Imagine você enviar um email de 9 palavras pra lista…

E obter respostas de algumas pessoas.

Então você envia um segundo email (de qualificação), pra quem respondeu o primeiro… e obtem mais respostas dessas pessoas.

Aí você envia um terceiro email, oferecendo um produto de big ticket, e fecha a venda ali mesmo, no email.

Sem ligação. Sem reunião. Sem lançamento. Sem live. Sem nada além de emails.

Sempre acontece em apenas 3 emails?

Não. Muitas vezes você vai precisar trocar mais alguns emails com as pessoas, pra responder dúvidas específicas ou contornar uma objeção… mas toda a venda é fechada ali por email.

Esse é o simples processo que eu e alguns clientes usamos pra fechar big ticket (acima de 5k).
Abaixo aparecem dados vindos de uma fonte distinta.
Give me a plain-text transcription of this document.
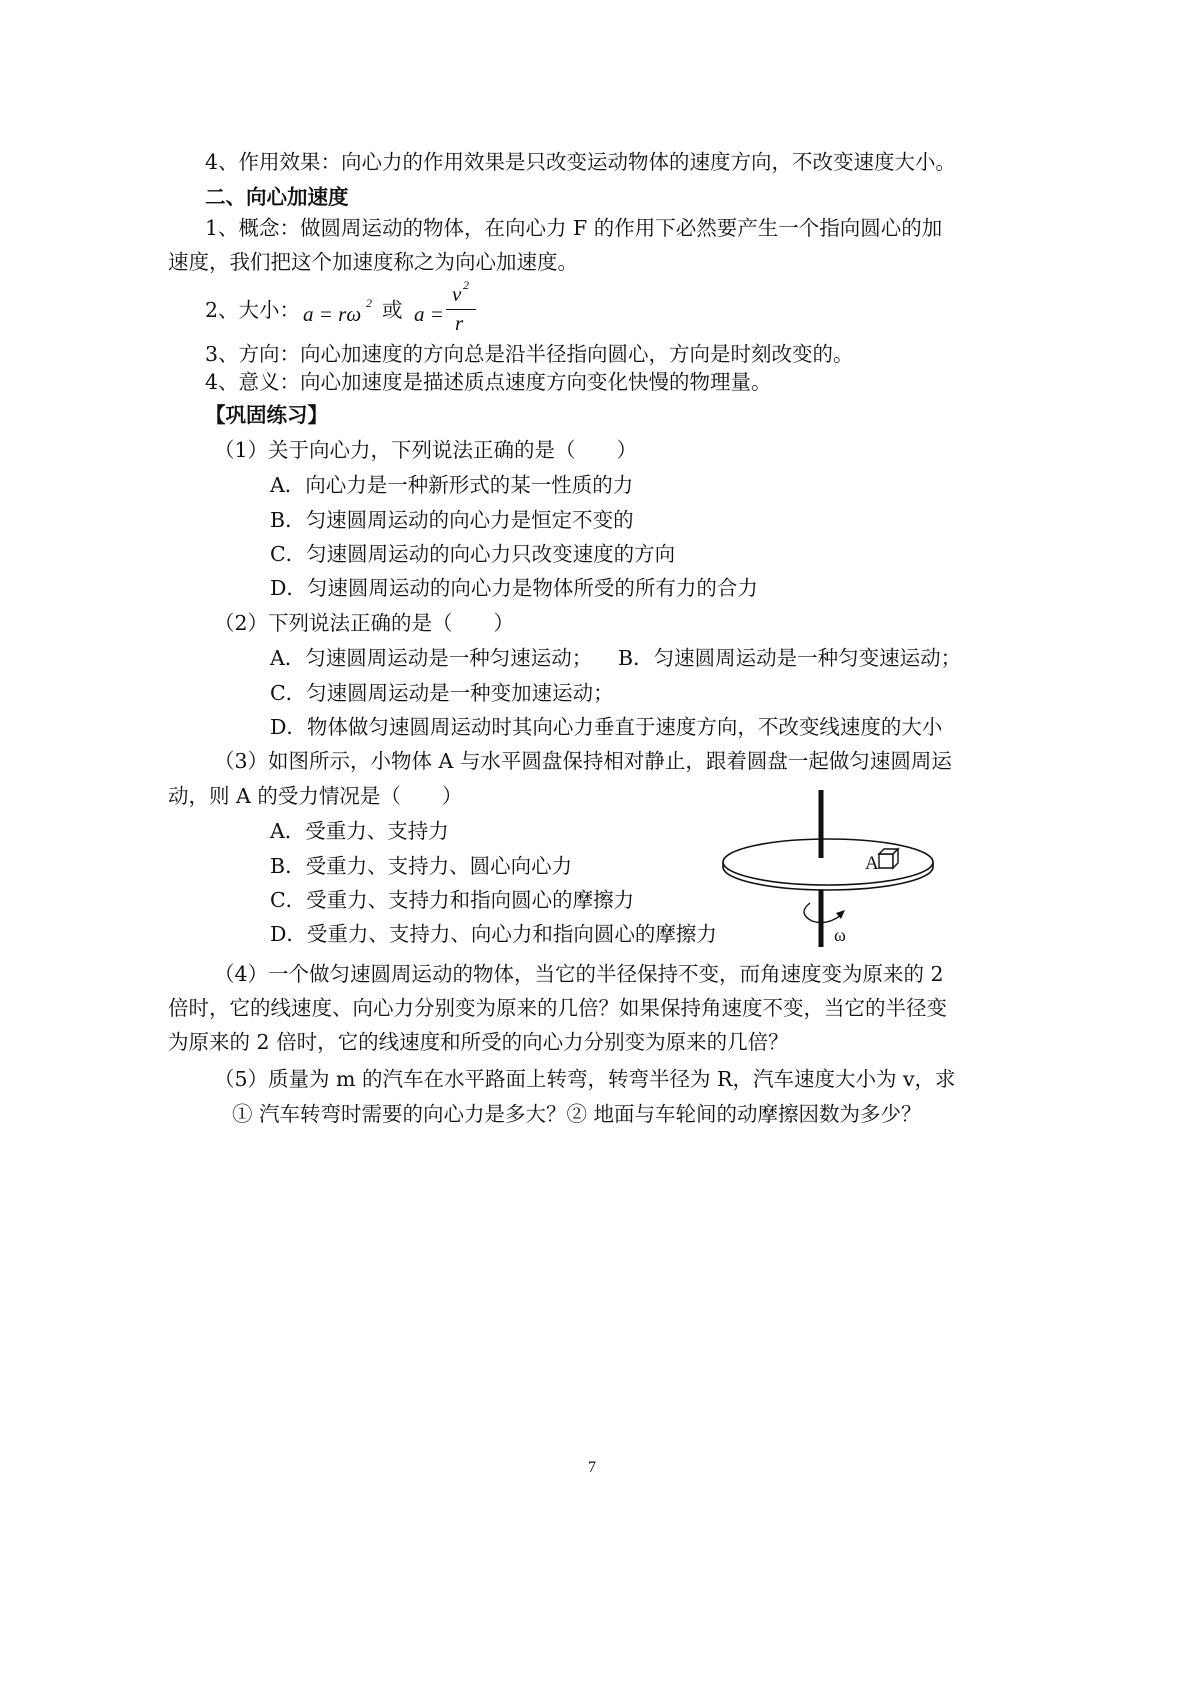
4、作用效果：向心力的作用效果是只改变运动物体的速度方向，不改变速度大小。
二、向心加速度
1、概念：做圆周运动的物体，在向心力 F 的作用下必然要产生一个指向圆心的加
速度，我们把这个加速度称之为向心加速度。
2、大小： a = rω 2 或 a =
v 2
r
3、方向：向心加速度的方向总是沿半径指向圆心，方向是时刻改变的。
4、意义：向心加速度是描述质点速度方向变化快慢的物理量。
【巩固练习】
（1）关于向心力，下列说法正确的是（　　）
A．向心力是一种新形式的某一性质的力
B．匀速圆周运动的向心力是恒定不变的
C．匀速圆周运动的向心力只改变速度的方向
D．匀速圆周运动的向心力是物体所受的所有力的合力
（2）下列说法正确的是（　　）
A．匀速圆周运动是一种匀速运动； B．匀速圆周运动是一种匀变速运动；
C．匀速圆周运动是一种变加速运动；
D．物体做匀速圆周运动时其向心力垂直于速度方向，不改变线速度的大小
（3）如图所示，小物体 A 与水平圆盘保持相对静止，跟着圆盘一起做匀速圆周运
动，则 A 的受力情况是（　　）
A．受重力、支持力
B．受重力、支持力、圆心向心力
C．受重力、支持力和指向圆心的摩擦力
D．受重力、支持力、向心力和指向圆心的摩擦力
A
ω
（4）一个做匀速圆周运动的物体，当它的半径保持不变，而角速度变为原来的 2
倍时，它的线速度、向心力分别变为原来的几倍？如果保持角速度不变，当它的半径变
为原来的 2 倍时，它的线速度和所受的向心力分别变为原来的几倍？
（5）质量为 m 的汽车在水平路面上转弯，转弯半径为 R，汽车速度大小为 v，求
① 汽车转弯时需要的向心力是多大？② 地面与车轮间的动摩擦因数为多少？
7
Algumas empresas americanas fecharam seu setor inteiro de vendedores diretos (aqueles que ficam no telefone enchendo o saco), e contratando pessoas específicas pra ficarem enviando emails e fechando vendas assim.

É mais simples, mais barato, mais eficaz e mais fácil pra todos os lados.

E diferente dos gurus revolucionários 10x-tangas-deep-santatartaruga que copiam as coisas lá de fora e lançam como se fosse criação deles, porque eles são os fodões, esse não é um processo criado pro mim. É algo usado há muitos anos por alguns americanos, que eu paguei uma boa grana pra aprender, e agora vou lhe ensinar em meu novo treinamento que está prestes a sair (junto com a doença de meu corpo).

Se você acredita que essa habilidade pode abrir portas, criar boas oportunidades, e colocar mais grana em seu bolso… você está certo.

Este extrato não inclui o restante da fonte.